Most substance dependencies end by the time users hit age 30 – unless they lack stable, middle-class jobs.

12 Jun 2016

Addiction does discriminate: it hits hardest those who are already down or feel that they will never be able to rise. In the late 1980s and early 1990s, crack cocaine, which was prevalent and visible in poor black communities, was said to be a great threat to the white middle class. In many black communities, before crack took off, unemployment rates had been high and rising, driven by the decline in manufacturing jobs and biased hiring and firing practices.


But where jobs had more stability, and where drug users weren’t victims of the “war on drugs” policing push, the long-predicted spread to the leafy suburbs never happened.
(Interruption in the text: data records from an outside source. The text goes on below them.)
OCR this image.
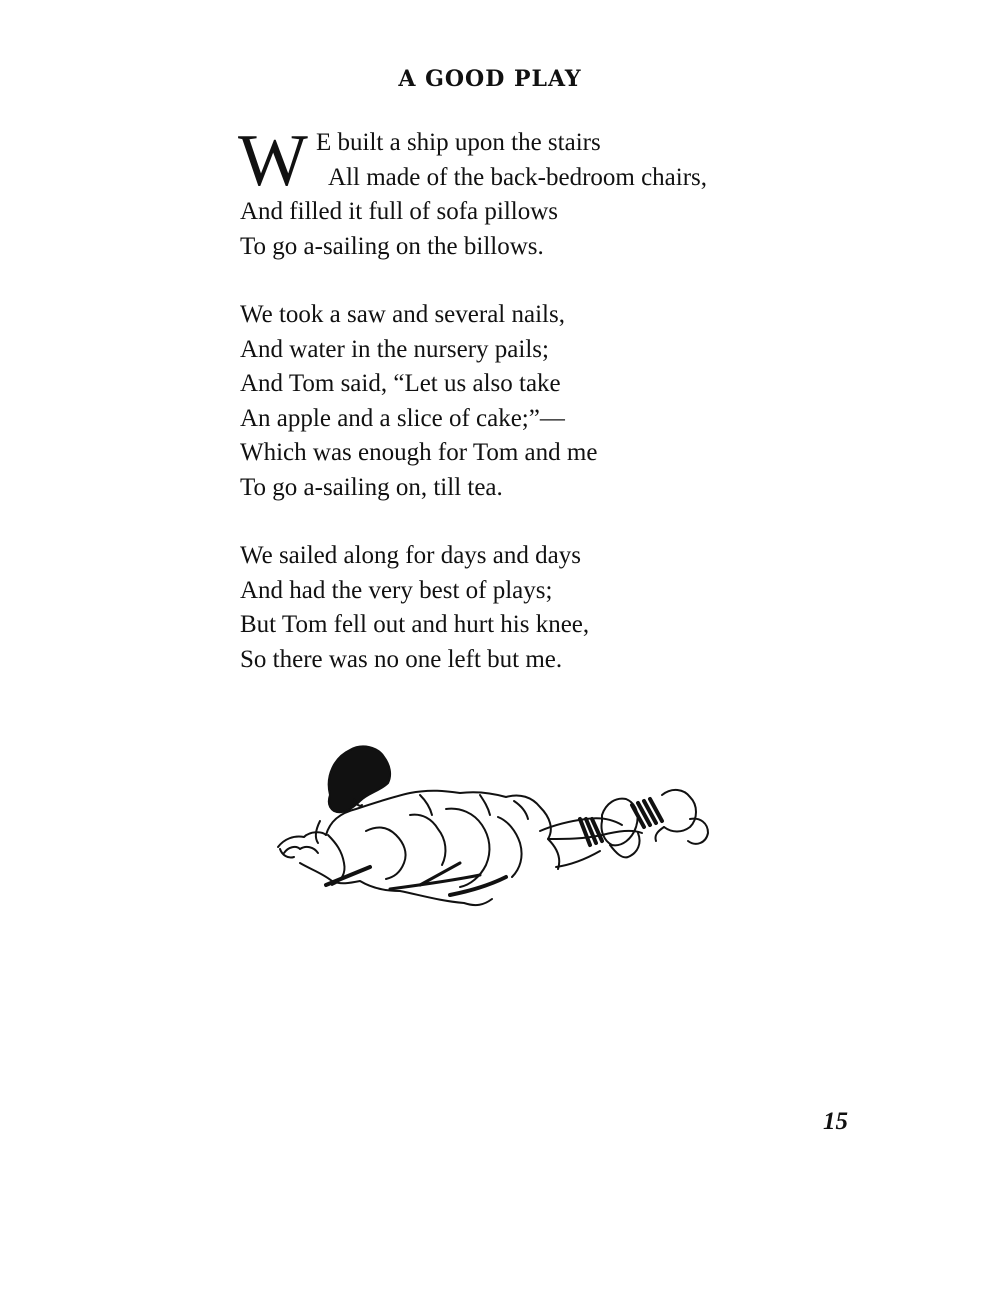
A GOOD PLAY
W E built a ship upon the stairs
All made of the back-bedroom chairs,
And filled it full of sofa pillows
To go a-sailing on the billows.
We took a saw and several nails,
And water in the nursery pails;
And Tom said, “Let us also take
An apple and a slice of cake;”—
Which was enough for Tom and me
To go a-sailing on, till tea.
We sailed along for days and days
And had the very best of plays;
But Tom fell out and hurt his knee,
So there was no one left but me.
15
While white youth took plenty of cocaine, addiction rates didn’t skyrocket. And when middle-class youths did get hooked, their recoveries were quicker.

Now, another drug epidemic is afoot, and white America looks economically a lot more like black America in the 1990s: stable, well-paying jobs are disappearing, replaced by lower-wage positions with far more uncertainty. And criminalizing drug use, while proven not to work, remains the default. 

But our response to today’s opioid crisis cannot be effective if it ignores the socioeconomic aspects of the problem. Though advocates like to claim that addiction is an equal opportunity destroyer, in reality, it is far less likely to hit people who have stable, structured lives and decent employment than it is those whose lives are marked by uncertainty and lack of work.